Questions about the legality of simulated images and non-nude photography

IIRC, the jury instructuons ask jurors to use the standards of their community as seen by an average person. They don’t mention state law at all…

Check Smith v USA from 1977. That’s where they explain this.

Read the Miller Test. It’s outright stated in the second prong what is to be defined by the laws of the state it’s defined in.

  • Whether “the average person, applying contemporary community standards”, would find that the work, taken as a whole, appeals to the prurient interest.

  • Whether the work depicts or describes, in a patently offensive way, sexual conduct or excretory functions, specifically defined by applicable state law.

  • Whether the work, taken as a whole, lacks serious literary, artistic, political, or scientific value.

No. “patently offensive” has to be defined by the law of that specific state for an indictment to proceed and affirmed by a jury to secure a conviction.

If it were that arbitrary, then loli and other forms of niche pornography would be virtually non-existent.

I’m aware of that decision, and the jurisprudence affect that has in the area of obscenity law doesn’t mitigate the degree of control the state legislatures have over what can be considered “patently offensive”.

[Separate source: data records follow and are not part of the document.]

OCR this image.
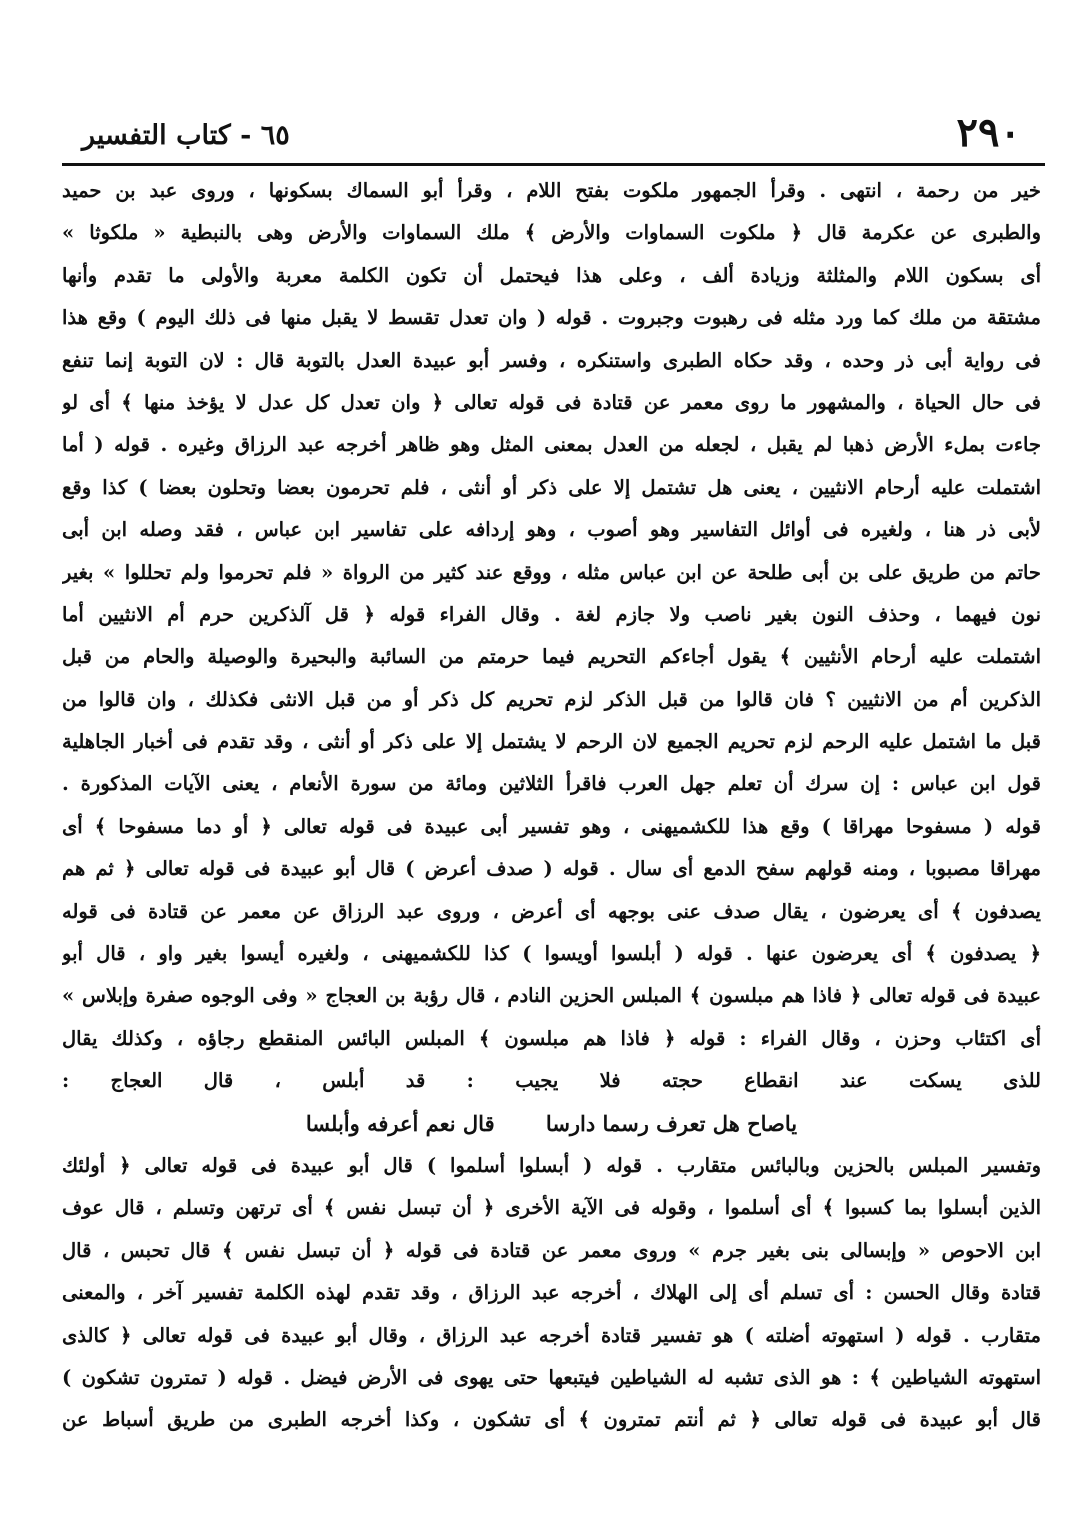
٢٩٠
٦٥ - كتاب التفسير
خير من رحمة ، انتهى . وقرأ الجمهور ملكوت بفتح اللام ، وقرأ أبو السماك بسكونها ، وروى عبد بن حميد
والطبرى عن عكرمة قال ﴿ ملكوت السماوات والأرض ﴾ ملك السماوات والأرض وهى بالنبطية « ملكوثا »
أى بسكون اللام والمثلثة وزيادة ألف ، وعلى هذا فيحتمل أن تكون الكلمة معربة والأولى ما تقدم وأنها
مشتقة من ملك كما ورد مثله فى رهبوت وجبروت . قوله ( وان تعدل تقسط لا يقبل منها فى ذلك اليوم ) وقع هذا
فى رواية أبى ذر وحده ، وقد حكاه الطبرى واستنكره ، وفسر أبو عبيدة العدل بالتوبة قال : لان التوبة إنما تنفع
فى حال الحياة ، والمشهور ما روى معمر عن قتادة فى قوله تعالى ﴿ وان تعدل كل عدل لا يؤخذ منها ﴾ أى لو
جاءت بملء الأرض ذهبا لم يقبل ، لجعله من العدل بمعنى المثل وهو ظاهر أخرجه عبد الرزاق وغيره . قوله ( أما
اشتملت عليه أرحام الانثيين ، يعنى هل تشتمل إلا على ذكر أو أنثى ، فلم تحرمون بعضا وتحلون بعضا ) كذا وقع
لأبى ذر هنا ، ولغيره فى أوائل التفاسير وهو أصوب ، وهو إردافه على تفاسير ابن عباس ، فقد وصله ابن أبى
حاتم من طريق على بن أبى طلحة عن ابن عباس مثله ، ووقع عند كثير من الرواة « فلم تحرموا ولم تحللوا » بغير
نون فيهما ، وحذف النون بغير ناصب ولا جازم لغة . وقال الفراء قوله ﴿ قل آلذكرين حرم أم الانثيين أما
اشتملت عليه أرحام الأنثيين ﴾ يقول أجاءكم التحريم فيما حرمتم من السائبة والبحيرة والوصيلة والحام من قبل
الذكرين أم من الانثيين ؟ فان قالوا من قبل الذكر لزم تحريم كل ذكر أو من قبل الانثى فكذلك ، وان قالوا من
قبل ما اشتمل عليه الرحم لزم تحريم الجميع لان الرحم لا يشتمل إلا على ذكر أو أنثى ، وقد تقدم فى أخبار الجاهلية
قول ابن عباس : إن سرك أن تعلم جهل العرب فاقرأ الثلاثين ومائة من سورة الأنعام ، يعنى الآيات المذكورة .
قوله ( مسفوحا مهراقا ) وقع هذا للكشميهنى ، وهو تفسير أبى عبيدة فى قوله تعالى ﴿ أو دما مسفوحا ﴾ أى
مهراقا مصبوبا ، ومنه قولهم سفح الدمع أى سال . قوله ( صدف أعرض ) قال أبو عبيدة فى قوله تعالى ﴿ ثم هم
يصدفون ﴾ أى يعرضون ، يقال صدف عنى بوجهه أى أعرض ، وروى عبد الرزاق عن معمر عن قتادة فى قوله
﴿ يصدفون ﴾ أى يعرضون عنها . قوله ( أبلسوا أويسوا ) كذا للكشميهنى ، ولغيره أيسوا بغير واو ، قال أبو
عبيدة فى قوله تعالى ﴿ فاذا هم مبلسون ﴾ المبلس الحزين النادم ، قال رؤبة بن العجاج « وفى الوجوه صفرة وإبلاس »
أى اكتئاب وحزن ، وقال الفراء : قوله ﴿ فاذا هم مبلسون ﴾ المبلس البائس المنقطع رجاؤه ، وكذلك يقال
للذى يسكت عند انقطاع حجته فلا يجيب : قد أبلس ، قال العجاج :
ياصاح هل تعرف رسما دارسا قال نعم أعرفه وأبلسا
وتفسير المبلس بالحزين وبالبائس متقارب . قوله ( أبسلوا أسلموا ) قال أبو عبيدة فى قوله تعالى ﴿ أولئك
الذين أبسلوا بما كسبوا ﴾ أى أسلموا ، وقوله فى الآية الأخرى ﴿ أن تبسل نفس ﴾ أى ترتهن وتسلم ، قال عوف
ابن الاحوص « وإبسالى بنى بغير جرم » وروى معمر عن قتادة فى قوله ﴿ أن تبسل نفس ﴾ قال تحبس ، قال
قتادة وقال الحسن : أى تسلم أى إلى الهلاك ، أخرجه عبد الرزاق ، وقد تقدم لهذه الكلمة تفسير آخر ، والمعنى
متقارب . قوله ( استهوته أضلته ) هو تفسير قتادة أخرجه عبد الرزاق ، وقال أبو عبيدة فى قوله تعالى ﴿ كالذى
استهوته الشياطين ﴾ : هو الذى تشبه له الشياطين فيتبعها حتى يهوى فى الأرض فيضل . قوله ( تمترون تشكون )
قال أبو عبيدة فى قوله تعالى ﴿ ثم أنتم تمترون ﴾ أى تشكون ، وكذا أخرجه الطبرى من طريق أسباط عن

In Smith, the defendant tried to claim that because the state of Iowa repealed crimes relating to MAILING obscene material, the law was inapplicable, but that was wrong because obscenity still had a definition under that state’s own laws which the material he was charged under fell under.
Federal courts still have to consider such statutes when evaluating a case, otherwise they will not be granted an indictment.

Obscenity is perhaps the only area of law where state law can “trump” federal law by simply not viewing such materials as “obscene”, as the US State of Oregon has been able to do.